Sanity Check: Number of genes significantly changed
- I clicked on the A1 cell and applied the Autofilter.
- The autofilter was applied to the pvalue column according to the following criterion:
p<0.05 = 948 genes fit into this criteria p<0.01 = 235 genes fit into this criteria p<0.001 = 24 genes fit into this criteria p<0.0001 = 2 genes fit into this criteria
- The pvalue criteria was returned to p<0.05
- The "Avg_LogFC_all" column was then filtered to display all genes with an average log fold change greater than zero.
p<0.05 and "Avg_LogFC_all">0 = 352 genes fit into this criteria
- The "Avg_LogFC_all" column was then filtered to display all genes with an average log fold change less than zero.
p<0.05 and "Avg_LogFC_all"<0 = 596 genes fit into this criteria
- The "Avg_LogFC_all" column was then filtered to display all genes with an average log fold change greater than 0.25 or less than -0.25 (This is more realistic).

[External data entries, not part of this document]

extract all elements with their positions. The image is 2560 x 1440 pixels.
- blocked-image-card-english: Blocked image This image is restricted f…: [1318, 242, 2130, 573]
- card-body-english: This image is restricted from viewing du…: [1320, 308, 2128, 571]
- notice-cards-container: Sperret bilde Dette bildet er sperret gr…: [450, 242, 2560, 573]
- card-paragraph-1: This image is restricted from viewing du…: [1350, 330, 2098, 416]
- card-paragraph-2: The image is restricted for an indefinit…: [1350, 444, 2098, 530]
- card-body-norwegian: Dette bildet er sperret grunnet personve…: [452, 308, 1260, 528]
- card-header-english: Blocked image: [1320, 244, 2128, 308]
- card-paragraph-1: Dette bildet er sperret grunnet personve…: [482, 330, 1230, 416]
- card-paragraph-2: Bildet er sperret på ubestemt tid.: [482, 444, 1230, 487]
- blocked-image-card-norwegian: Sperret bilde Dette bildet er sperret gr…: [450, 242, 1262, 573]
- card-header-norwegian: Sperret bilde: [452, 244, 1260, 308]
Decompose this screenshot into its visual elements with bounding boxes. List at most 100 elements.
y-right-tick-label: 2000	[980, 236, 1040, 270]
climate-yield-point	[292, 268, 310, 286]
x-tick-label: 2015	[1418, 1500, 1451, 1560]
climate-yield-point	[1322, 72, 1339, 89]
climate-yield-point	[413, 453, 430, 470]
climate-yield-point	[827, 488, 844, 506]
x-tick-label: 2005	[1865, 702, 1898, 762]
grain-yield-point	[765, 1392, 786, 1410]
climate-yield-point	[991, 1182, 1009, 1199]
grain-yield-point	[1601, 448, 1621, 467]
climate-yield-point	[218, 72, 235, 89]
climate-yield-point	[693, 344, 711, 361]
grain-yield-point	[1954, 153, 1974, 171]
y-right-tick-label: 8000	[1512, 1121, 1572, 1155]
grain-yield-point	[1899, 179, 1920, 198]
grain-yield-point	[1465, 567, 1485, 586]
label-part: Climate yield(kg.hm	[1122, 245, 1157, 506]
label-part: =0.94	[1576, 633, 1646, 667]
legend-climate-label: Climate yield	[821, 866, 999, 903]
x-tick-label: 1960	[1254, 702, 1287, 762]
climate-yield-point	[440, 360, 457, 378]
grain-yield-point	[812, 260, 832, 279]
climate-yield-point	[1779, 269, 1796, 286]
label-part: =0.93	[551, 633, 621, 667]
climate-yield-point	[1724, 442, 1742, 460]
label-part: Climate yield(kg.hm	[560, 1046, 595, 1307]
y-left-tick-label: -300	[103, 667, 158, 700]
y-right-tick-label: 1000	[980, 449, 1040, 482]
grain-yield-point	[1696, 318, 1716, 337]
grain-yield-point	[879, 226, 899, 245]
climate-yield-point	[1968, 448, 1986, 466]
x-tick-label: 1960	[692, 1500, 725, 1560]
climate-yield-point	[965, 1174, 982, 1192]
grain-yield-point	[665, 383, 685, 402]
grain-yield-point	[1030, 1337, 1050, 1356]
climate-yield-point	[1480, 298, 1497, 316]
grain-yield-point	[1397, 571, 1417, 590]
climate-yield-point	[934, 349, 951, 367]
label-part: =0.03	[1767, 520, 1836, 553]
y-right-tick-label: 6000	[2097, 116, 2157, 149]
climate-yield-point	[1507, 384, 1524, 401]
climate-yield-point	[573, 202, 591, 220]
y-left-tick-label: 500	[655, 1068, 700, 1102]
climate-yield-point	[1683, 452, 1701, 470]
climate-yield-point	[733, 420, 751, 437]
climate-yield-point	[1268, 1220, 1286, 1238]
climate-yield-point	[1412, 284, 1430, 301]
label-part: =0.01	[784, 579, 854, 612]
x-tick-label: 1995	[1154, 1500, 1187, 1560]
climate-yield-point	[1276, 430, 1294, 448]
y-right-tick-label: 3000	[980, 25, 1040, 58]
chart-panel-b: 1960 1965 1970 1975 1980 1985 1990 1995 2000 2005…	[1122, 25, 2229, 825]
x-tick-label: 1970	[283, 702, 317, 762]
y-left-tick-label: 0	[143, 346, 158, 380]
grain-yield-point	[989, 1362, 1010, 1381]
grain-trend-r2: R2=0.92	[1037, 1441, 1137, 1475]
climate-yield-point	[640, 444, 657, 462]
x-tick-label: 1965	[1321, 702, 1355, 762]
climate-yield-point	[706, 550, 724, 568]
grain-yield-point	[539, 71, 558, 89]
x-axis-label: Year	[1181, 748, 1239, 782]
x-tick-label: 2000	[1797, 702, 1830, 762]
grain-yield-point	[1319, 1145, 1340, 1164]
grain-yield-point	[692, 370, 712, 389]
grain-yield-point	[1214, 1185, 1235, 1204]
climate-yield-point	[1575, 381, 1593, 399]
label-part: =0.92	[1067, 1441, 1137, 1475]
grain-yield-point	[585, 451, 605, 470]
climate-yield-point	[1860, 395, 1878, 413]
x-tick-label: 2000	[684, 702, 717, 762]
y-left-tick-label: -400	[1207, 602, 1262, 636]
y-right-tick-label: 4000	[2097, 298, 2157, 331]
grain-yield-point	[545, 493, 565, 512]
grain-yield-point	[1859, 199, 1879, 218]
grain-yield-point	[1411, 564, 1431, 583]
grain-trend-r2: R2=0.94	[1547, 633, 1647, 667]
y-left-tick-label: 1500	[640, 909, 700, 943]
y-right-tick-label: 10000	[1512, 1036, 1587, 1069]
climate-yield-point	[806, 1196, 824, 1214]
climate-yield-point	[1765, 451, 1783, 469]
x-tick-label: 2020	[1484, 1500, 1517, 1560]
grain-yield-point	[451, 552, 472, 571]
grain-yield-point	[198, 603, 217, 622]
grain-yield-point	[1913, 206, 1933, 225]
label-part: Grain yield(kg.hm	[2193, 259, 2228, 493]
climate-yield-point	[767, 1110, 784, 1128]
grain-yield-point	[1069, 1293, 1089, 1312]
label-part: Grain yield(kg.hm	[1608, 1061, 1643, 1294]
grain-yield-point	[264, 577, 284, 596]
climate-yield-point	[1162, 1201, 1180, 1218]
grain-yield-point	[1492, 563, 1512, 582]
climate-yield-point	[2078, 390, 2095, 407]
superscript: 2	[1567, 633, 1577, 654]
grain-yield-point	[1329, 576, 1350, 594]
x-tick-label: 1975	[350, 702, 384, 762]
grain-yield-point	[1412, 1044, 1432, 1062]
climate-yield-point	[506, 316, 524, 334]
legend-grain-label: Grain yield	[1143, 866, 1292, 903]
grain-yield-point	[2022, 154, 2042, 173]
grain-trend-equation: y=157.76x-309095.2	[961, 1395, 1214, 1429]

p<0.05 and "Avg_LogFC_all">0.25 = 339 genes fit into this criteria p<0.05 and "Avg_LogFC_all"<-0.25 = 579 genes fit into this criteria
- From what I can tell, our experiment was very similar to that of Merrell et al. (2002). The main difference I see is that they used Statistical Analysis for Microarrays (SAM) program and we used Excel. Assuming that both programs do the same thing, both experiments were very similar.